Photographers love to have the right tools for the job, and to put as many of them to use as possible to create a different photo! I wanted to get a good shot of a pelican, since it’s the main feature of the St. Petersburg city logo. But I didn’t want just any pelican photo. I wanted to use a speedlight. My partner, Daniela, held a speedlight angled towards the pelican on a monopod while I took the photos. The birds were unabashed during the session; they were probably just mildly irritated by more paparazzi!
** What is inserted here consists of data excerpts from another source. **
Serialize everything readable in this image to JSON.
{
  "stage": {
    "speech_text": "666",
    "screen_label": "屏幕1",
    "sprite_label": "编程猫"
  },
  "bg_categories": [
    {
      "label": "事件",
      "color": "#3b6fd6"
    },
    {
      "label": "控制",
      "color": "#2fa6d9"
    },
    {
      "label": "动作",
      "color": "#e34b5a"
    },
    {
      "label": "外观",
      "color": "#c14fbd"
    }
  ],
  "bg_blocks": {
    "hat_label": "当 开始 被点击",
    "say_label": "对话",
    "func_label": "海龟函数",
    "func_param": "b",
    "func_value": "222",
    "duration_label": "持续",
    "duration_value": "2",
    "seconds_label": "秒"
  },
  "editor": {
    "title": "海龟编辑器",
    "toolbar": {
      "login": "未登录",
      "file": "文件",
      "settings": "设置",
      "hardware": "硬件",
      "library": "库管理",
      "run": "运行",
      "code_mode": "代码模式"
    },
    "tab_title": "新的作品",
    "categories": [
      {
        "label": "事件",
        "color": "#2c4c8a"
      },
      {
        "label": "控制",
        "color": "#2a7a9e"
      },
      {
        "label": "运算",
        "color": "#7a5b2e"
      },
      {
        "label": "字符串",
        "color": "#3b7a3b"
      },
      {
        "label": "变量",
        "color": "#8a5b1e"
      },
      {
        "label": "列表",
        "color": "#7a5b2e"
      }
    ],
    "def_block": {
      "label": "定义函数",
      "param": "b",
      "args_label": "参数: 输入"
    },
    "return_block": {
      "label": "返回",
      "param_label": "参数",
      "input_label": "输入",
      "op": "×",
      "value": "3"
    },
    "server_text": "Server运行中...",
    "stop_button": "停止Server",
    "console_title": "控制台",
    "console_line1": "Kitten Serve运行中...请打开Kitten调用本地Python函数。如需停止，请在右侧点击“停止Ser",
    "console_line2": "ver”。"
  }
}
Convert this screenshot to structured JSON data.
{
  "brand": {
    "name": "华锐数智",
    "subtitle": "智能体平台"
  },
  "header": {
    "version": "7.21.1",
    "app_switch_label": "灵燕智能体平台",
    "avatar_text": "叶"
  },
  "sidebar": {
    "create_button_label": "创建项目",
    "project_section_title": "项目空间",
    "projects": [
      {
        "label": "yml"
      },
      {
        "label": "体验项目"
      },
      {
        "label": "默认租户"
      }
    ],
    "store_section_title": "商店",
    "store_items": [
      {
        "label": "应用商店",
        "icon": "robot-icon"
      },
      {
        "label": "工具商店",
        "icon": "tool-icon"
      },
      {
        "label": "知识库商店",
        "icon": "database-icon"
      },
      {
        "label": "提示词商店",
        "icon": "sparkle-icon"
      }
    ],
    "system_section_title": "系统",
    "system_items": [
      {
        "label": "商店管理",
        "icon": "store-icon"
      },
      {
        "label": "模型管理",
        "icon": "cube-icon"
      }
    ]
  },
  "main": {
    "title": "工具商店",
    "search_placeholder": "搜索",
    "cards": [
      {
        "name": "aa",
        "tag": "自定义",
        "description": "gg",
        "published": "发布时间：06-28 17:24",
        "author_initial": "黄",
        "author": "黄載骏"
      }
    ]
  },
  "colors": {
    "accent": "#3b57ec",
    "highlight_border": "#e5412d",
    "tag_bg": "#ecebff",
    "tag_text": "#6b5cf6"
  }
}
While studio settings do have their time and their place, there’s nothing like a family photo on the beach. This family dressed perfectly for the low-key yet sophisticated island-style atmosphere that downtown and northeast St. Pete residents embody so perfectly. We created a nice set of photos for them to share and preserve both this stage in their family, and the feeling of living footsteps from Northshore Park in St. Petersburg, FL.
What a beautiful night in Northshore Park, St. Petersburg, FL. The interesting thing is, it was pretty dark when I took this photo, and I did not use a flash. This shot shows what you can do with existing lighting if you know how to seek it out and use it correctly. I took a long exposure using the moon to light the landscape, and the nearby city light posts to illuminate the palm trees in the foreground.
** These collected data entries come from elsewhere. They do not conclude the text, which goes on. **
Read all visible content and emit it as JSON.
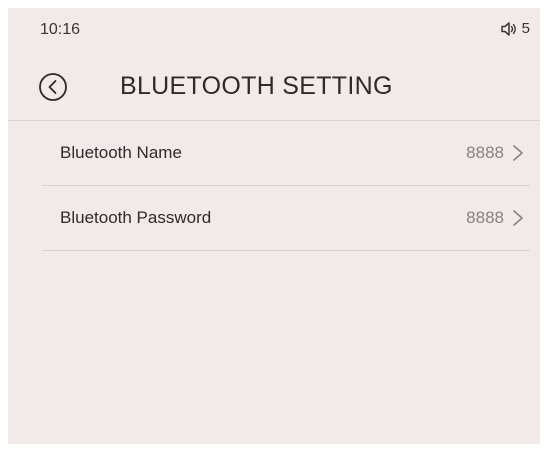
{
  "status_bar": {
    "time": "10:16",
    "volume_icon": "speaker-volume-icon",
    "volume_level": "5"
  },
  "header": {
    "back_icon": "back-arrow-circle-icon",
    "title": "BLUETOOTH SETTING"
  },
  "settings": {
    "items": [
      {
        "label": "Bluetooth Name",
        "value": "8888",
        "icon": "chevron-right-icon"
      },
      {
        "label": "Bluetooth Password",
        "value": "8888",
        "icon": "chevron-right-icon"
      }
    ]
  },
  "colors": {
    "background": "#f2e9e9",
    "text_primary": "#2f2a2a",
    "text_secondary": "#8a8080",
    "divider": "#ddd2d2"
  }
}
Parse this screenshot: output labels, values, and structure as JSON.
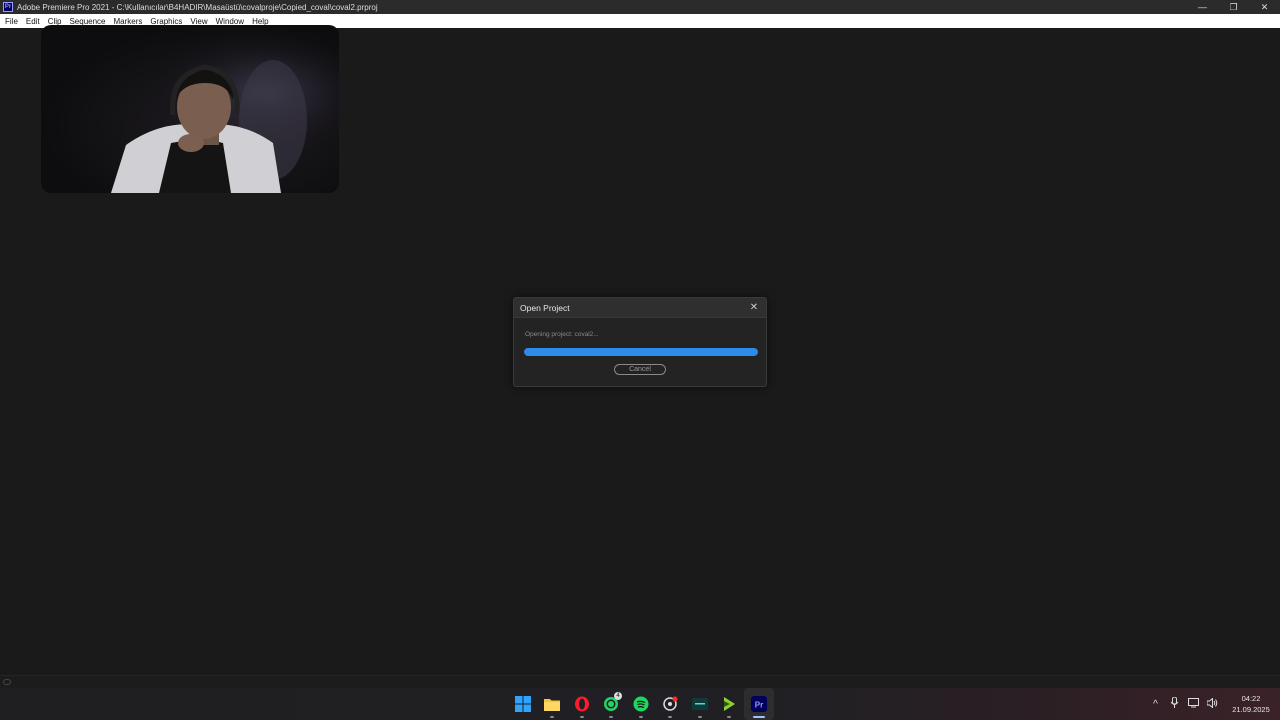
{
  "window": {
    "title": "Adobe Premiere Pro 2021 - C:\\Kullanıcılar\\B4HADIR\\Masaüstü\\covalproje\\Copied_coval\\coval2.prproj",
    "app_icon_label": "Pr",
    "controls": {
      "minimize": "—",
      "restore": "❐",
      "close": "✕"
    }
  },
  "menu": [
    "File",
    "Edit",
    "Clip",
    "Sequence",
    "Markers",
    "Graphics",
    "View",
    "Window",
    "Help"
  ],
  "dialog": {
    "title": "Open Project",
    "close_glyph": "✕",
    "status": "Opening project: coval2...",
    "progress": 1.0,
    "cancel_label": "Cancel",
    "accent": "#2d8ceb"
  },
  "taskbar": {
    "apps": [
      {
        "name": "start-icon",
        "active": false
      },
      {
        "name": "file-explorer-icon",
        "active": false
      },
      {
        "name": "opera-icon",
        "active": false
      },
      {
        "name": "whatsapp-icon",
        "active": false,
        "badge": "4"
      },
      {
        "name": "spotify-icon",
        "active": false
      },
      {
        "name": "steelseries-icon",
        "active": false
      },
      {
        "name": "terminal-icon",
        "active": false
      },
      {
        "name": "media-player-icon",
        "active": false
      },
      {
        "name": "premiere-icon",
        "active": true
      }
    ],
    "tray": {
      "chevron": "^",
      "mic": "🎤",
      "network": "▭",
      "volume": "🔊"
    },
    "time": "04:22",
    "date": "21.09.2025"
  }
}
Everybody has seen those long-exposure photos of cars driving at night, where the headlights form long lines of light. But I’d never seen one of those shots done with boats! Challenge accepted. I set out to create that photo at the St. Petersburg, FL boat parade. The beautiful cityscape helped make the scene even more interesting, and I was quite pleased with my result:
Daniela and I were hired to produce an article for Sea Ray Living Magazine. We had a great time capturing the Stebenne family in photos and words on Block Island this summer. Here’s the article: http://www.nxtbook.com/dino/SeaRayLivingVol12Issue4/SeaRayLivingVol12Issue4/index.php#/42/OnePage
Here’s a wide view of how I set up for a recent portrait shoot at a local park. I love to shoot at dusk with flashes or lights as it really brings the subjects out from the background and makes them look their best. Here I’m using two Nikon speedlights, an octa softbox and a large lastolite reflecting panel.